Known in sicily as panelle, these soft-yet-crunchy fritters are made by boiling chickpea gram flour, letting it cool, then cutting into squares and frying.
- Yield: 4 to 6 Servings
- 2 cups (250 g) chickpea/gram flour, sifted
- 1 teaspoon salt
- 1 tablespoon freshly chopped flat-leaf parsley
- 3 tablespoons olive oil
- coarse sea salt and freshly ground black pepper
How to Make It
- Whisk the chickpea/gram flour into 1 litre/4¼ cups of water until there are no lumps, then season with the salt.
- Heat the batter gently in a saucepan, stirring constantly, until it boils and thickens. Simmer the mixture for about 15 minutes, whisking constantly. Stir in the parsley and cook for another 5 minutes.
- Pour onto the prepared baking sheet and smooth out the surface. The mixture should be no more than 1 cm/⅜ inches thick.
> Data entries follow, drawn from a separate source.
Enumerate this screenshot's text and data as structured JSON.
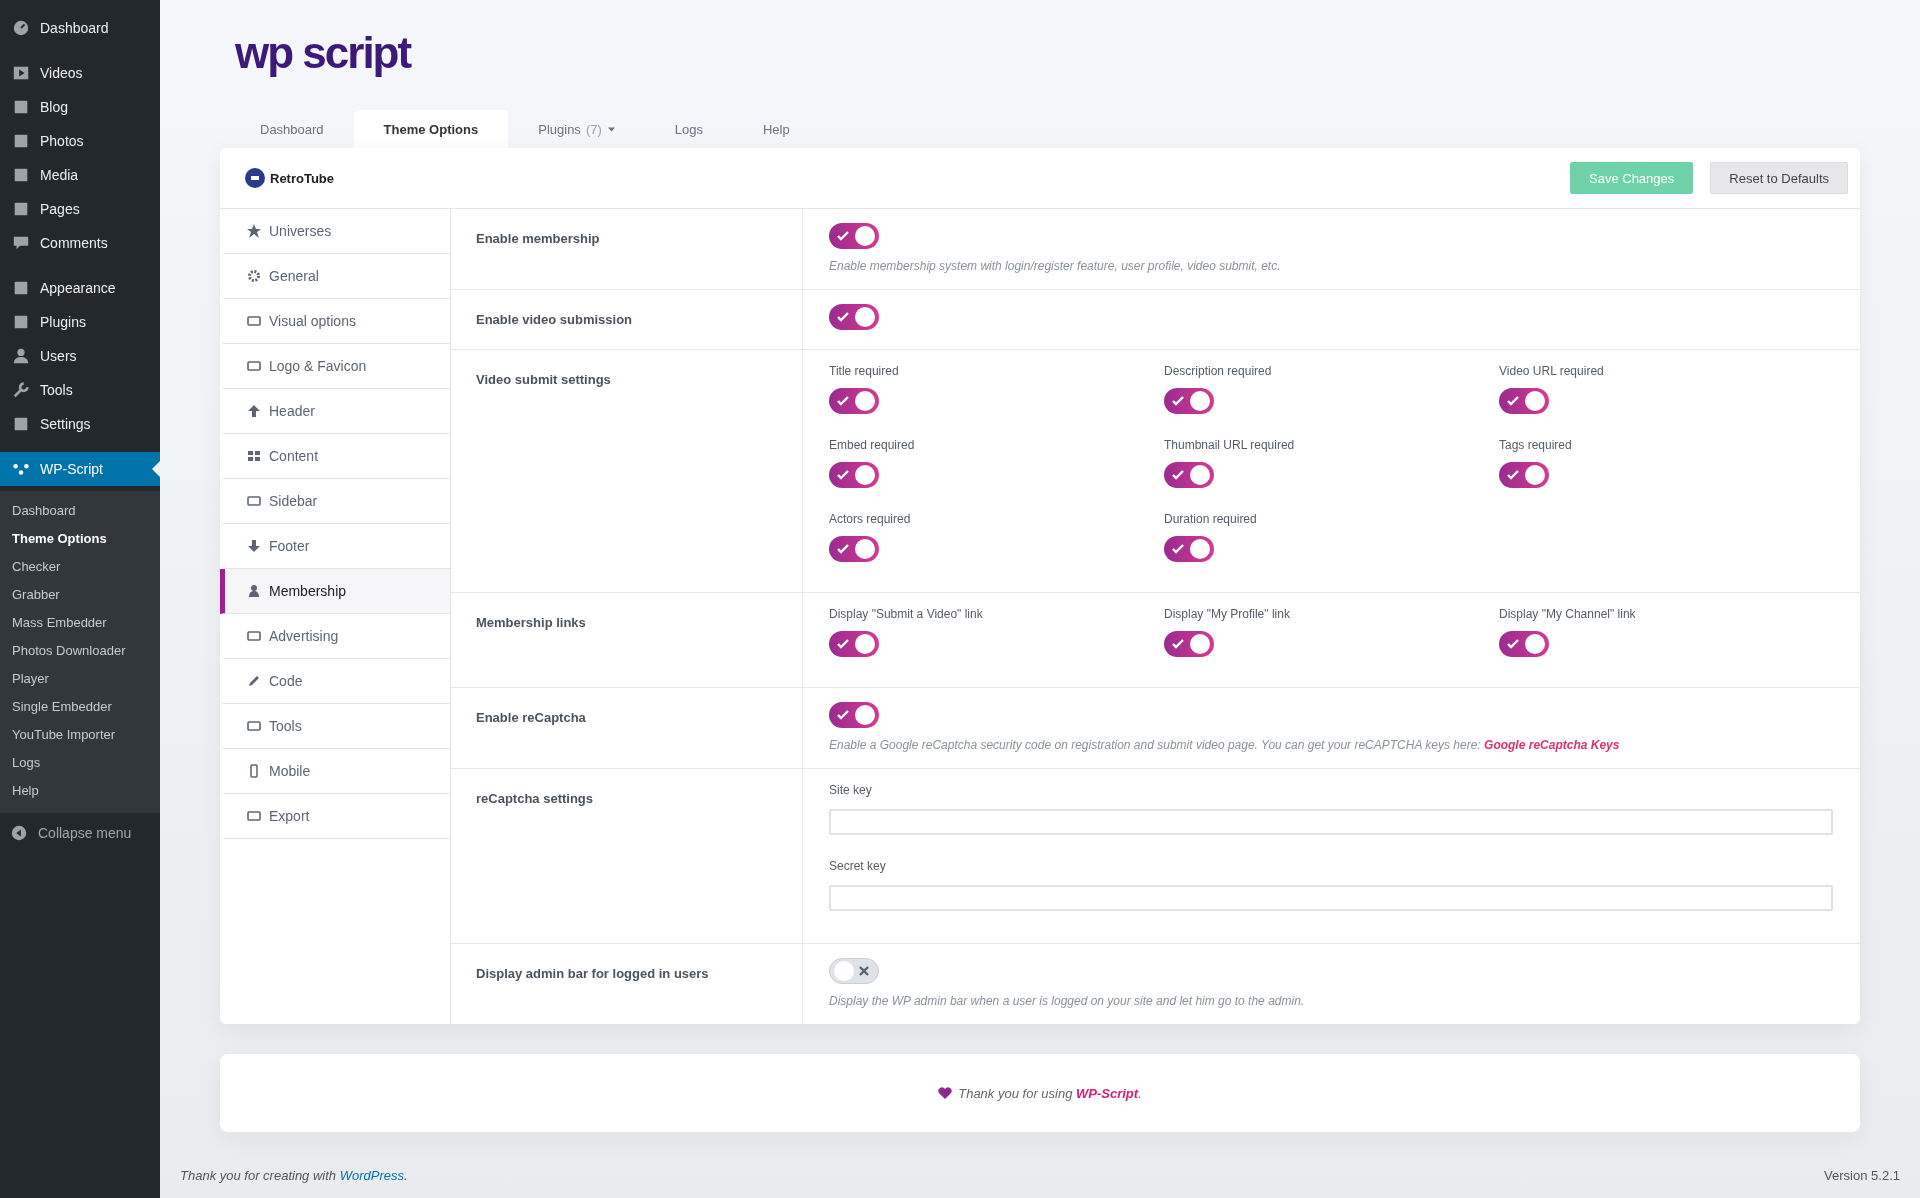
{
  "admin_menu": {
    "groups": [
      [
        {
          "label": "Dashboard",
          "selected": false
        }
      ],
      [
        {
          "label": "Videos",
          "selected": false
        },
        {
          "label": "Blog",
          "selected": false
        },
        {
          "label": "Photos",
          "selected": false
        },
        {
          "label": "Media",
          "selected": false
        },
        {
          "label": "Pages",
          "selected": false
        },
        {
          "label": "Comments",
          "selected": false
        }
      ],
      [
        {
          "label": "Appearance",
          "selected": false
        },
        {
          "label": "Plugins",
          "selected": false
        },
        {
          "label": "Users",
          "selected": false
        },
        {
          "label": "Tools",
          "selected": false
        },
        {
          "label": "Settings",
          "selected": false
        }
      ],
      [
        {
          "label": "WP-Script",
          "selected": true
        }
      ]
    ],
    "submenu": [
      {
        "label": "Dashboard",
        "selected": false
      },
      {
        "label": "Theme Options",
        "selected": true
      },
      {
        "label": "Checker",
        "selected": false
      },
      {
        "label": "Grabber",
        "selected": false
      },
      {
        "label": "Mass Embedder",
        "selected": false
      },
      {
        "label": "Photos Downloader",
        "selected": false
      },
      {
        "label": "Player",
        "selected": false
      },
      {
        "label": "Single Embedder",
        "selected": false
      },
      {
        "label": "YouTube Importer",
        "selected": false
      },
      {
        "label": "Logs",
        "selected": false
      },
      {
        "label": "Help",
        "selected": false
      }
    ],
    "collapse": "Collapse menu"
  },
  "logo": "wp script",
  "tabs": [
    {
      "label": "Dashboard",
      "selected": false
    },
    {
      "label": "Theme Options",
      "selected": true
    },
    {
      "label": "Plugins",
      "count": "(7)",
      "dropdown": true,
      "selected": false
    },
    {
      "label": "Logs",
      "selected": false
    },
    {
      "label": "Help",
      "selected": false
    }
  ],
  "panel": {
    "theme": "RetroTube",
    "buttons": {
      "save": "Save Changes",
      "reset": "Reset to Defaults"
    },
    "nav": [
      {
        "label": "Universes",
        "selected": false
      },
      {
        "label": "General",
        "selected": false
      },
      {
        "label": "Visual options",
        "selected": false
      },
      {
        "label": "Logo & Favicon",
        "selected": false
      },
      {
        "label": "Header",
        "selected": false
      },
      {
        "label": "Content",
        "selected": false
      },
      {
        "label": "Sidebar",
        "selected": false
      },
      {
        "label": "Footer",
        "selected": false
      },
      {
        "label": "Membership",
        "selected": true
      },
      {
        "label": "Advertising",
        "selected": false
      },
      {
        "label": "Code",
        "selected": false
      },
      {
        "label": "Tools",
        "selected": false
      },
      {
        "label": "Mobile",
        "selected": false
      },
      {
        "label": "Export",
        "selected": false
      }
    ],
    "settings": [
      {
        "label": "Enable membership",
        "kind": "toggle",
        "on": true,
        "description": {
          "text": "Enable membership system with login/register feature, user profile, video submit, etc."
        }
      },
      {
        "label": "Enable video submission",
        "kind": "toggle",
        "on": true
      },
      {
        "label": "Video submit settings",
        "kind": "grid",
        "items": [
          {
            "label": "Title required",
            "on": true
          },
          {
            "label": "Description required",
            "on": true
          },
          {
            "label": "Video URL required",
            "on": true
          },
          {
            "label": "Embed required",
            "on": true
          },
          {
            "label": "Thumbnail URL required",
            "on": true
          },
          {
            "label": "Tags required",
            "on": true
          },
          {
            "label": "Actors required",
            "on": true
          },
          {
            "label": "Duration required",
            "on": true
          }
        ]
      },
      {
        "label": "Membership links",
        "kind": "grid",
        "items": [
          {
            "label": "Display \"Submit a Video\" link",
            "on": true
          },
          {
            "label": "Display \"My Profile\" link",
            "on": true
          },
          {
            "label": "Display \"My Channel\" link",
            "on": true
          }
        ]
      },
      {
        "label": "Enable reCaptcha",
        "kind": "toggle",
        "on": true,
        "description": {
          "text": "Enable a Google reCaptcha security code on registration and submit video page. You can get your reCAPTCHA keys here: ",
          "link": "Google reCaptcha Keys"
        }
      },
      {
        "label": "reCaptcha settings",
        "kind": "fields",
        "fields": [
          {
            "label": "Site key"
          },
          {
            "label": "Secret key"
          }
        ]
      },
      {
        "label": "Display admin bar for logged in users",
        "kind": "toggle",
        "on": false,
        "description": {
          "text": "Display the WP admin bar when a user is logged on your site and let him go to the admin."
        }
      }
    ]
  },
  "thanks": {
    "text": "Thank you for using ",
    "link": "WP-Script",
    "after": "."
  },
  "wp_footer": {
    "text": "Thank you for creating with ",
    "link": "WordPress",
    "after": ".",
    "version": "Version 5.2.1"
  }
}
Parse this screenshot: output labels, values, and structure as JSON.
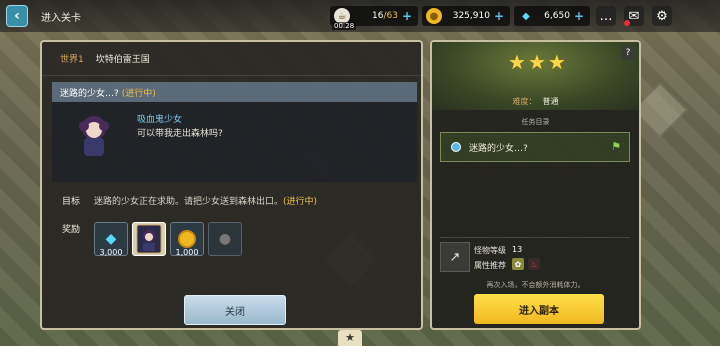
{
  "header": {
    "title": "进入关卡",
    "resources": {
      "stamina": {
        "value": "16",
        "max": "/63",
        "timer": "00:28"
      },
      "gold": {
        "value": "325,910"
      },
      "gems": {
        "value": "6,650"
      }
    }
  },
  "quest": {
    "world_tag": "世界1",
    "world_name": "坎特伯雷王国",
    "title": "迷路的少女…?",
    "status": "(进行中)",
    "npc_name": "吸血鬼少女",
    "npc_line": "可以带我走出森林吗?",
    "objective_label": "目标",
    "objective_text": "迷路的少女正在求助。请把少女送到森林出口。",
    "objective_status": "(进行中)",
    "rewards_label": "奖励",
    "rewards": [
      {
        "icon": "gem-icon",
        "amount": "3,000"
      },
      {
        "icon": "hero-card-icon",
        "amount": ""
      },
      {
        "icon": "gold-coin-icon",
        "amount": "1,000"
      },
      {
        "icon": "companion-icon",
        "amount": ""
      }
    ],
    "close_label": "关闭"
  },
  "stage": {
    "stars": 3,
    "difficulty_label": "难度：",
    "difficulty_value": "普通",
    "tasks_title": "任务目录",
    "task_item": "迷路的少女…?",
    "monster_level_label": "怪物等级",
    "monster_level_value": "13",
    "recommended_attr_label": "属性推荐",
    "note": "再次入场，不会额外消耗体力。",
    "enter_label": "进入副本",
    "help_label": "?"
  },
  "colors": {
    "accent_yellow": "#ffd84a",
    "in_progress": "#f0c040",
    "npc_name": "#7ec8ee"
  }
}
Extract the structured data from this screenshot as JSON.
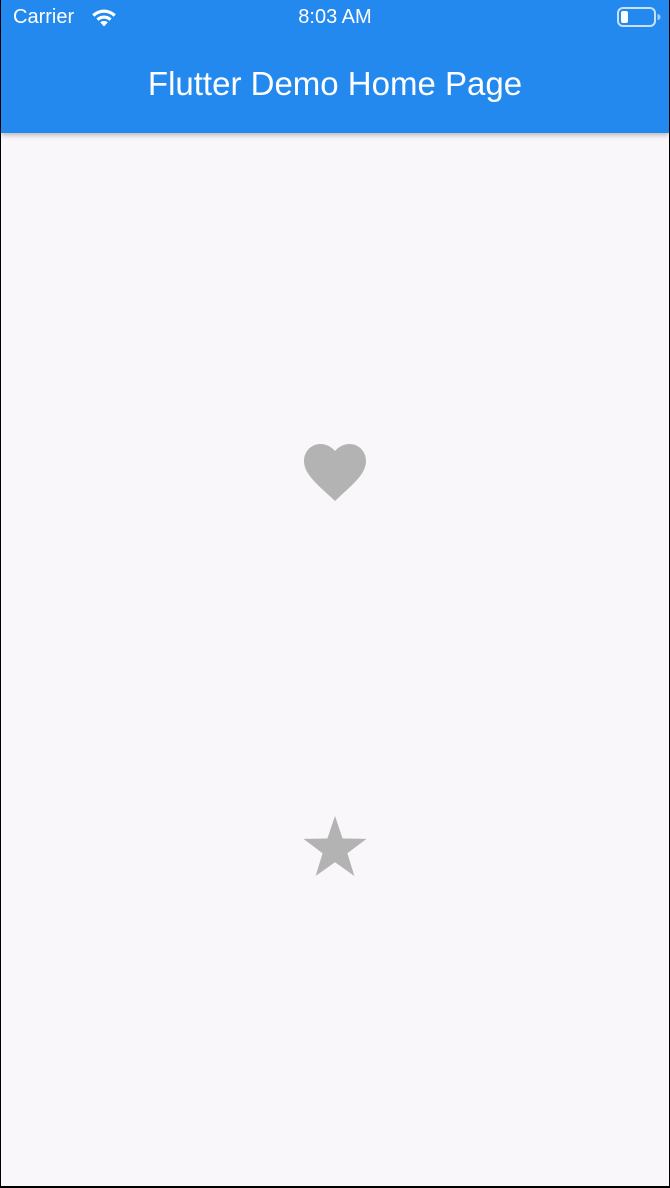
{
  "status_bar": {
    "carrier": "Carrier",
    "time": "8:03 AM",
    "wifi_icon": "wifi-icon",
    "battery_icon": "battery-icon"
  },
  "app_bar": {
    "title": "Flutter Demo Home Page",
    "color": "#2389ef"
  },
  "body": {
    "background": "#faf7fa",
    "icons": [
      {
        "name": "heart-icon",
        "color": "#b3b3b3"
      },
      {
        "name": "star-icon",
        "color": "#b3b3b3"
      }
    ]
  }
}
Leave to cool for several hours to allow the mixture to solidify.
- Preheat the oven to 200˚C (400˚F) Gas 6.
- Cut the set batter into triangles, squares or, to make chunky chips, batons about the size of your largest finger.
- When the oven is hot, put the olive oil on a clean baking sheet and heat in the oven for a few minutes, then using a spatula, transfer the fritters to the hot oil, flipping over once to coat both sides with oil. Put in the preheated oven for about 20 minutes, until the fritters are crisp on the surface and starting to brown, then turn over and cook for another 10 minutes. Sprinkle with coarse sea salt and black pepper and serve immediately.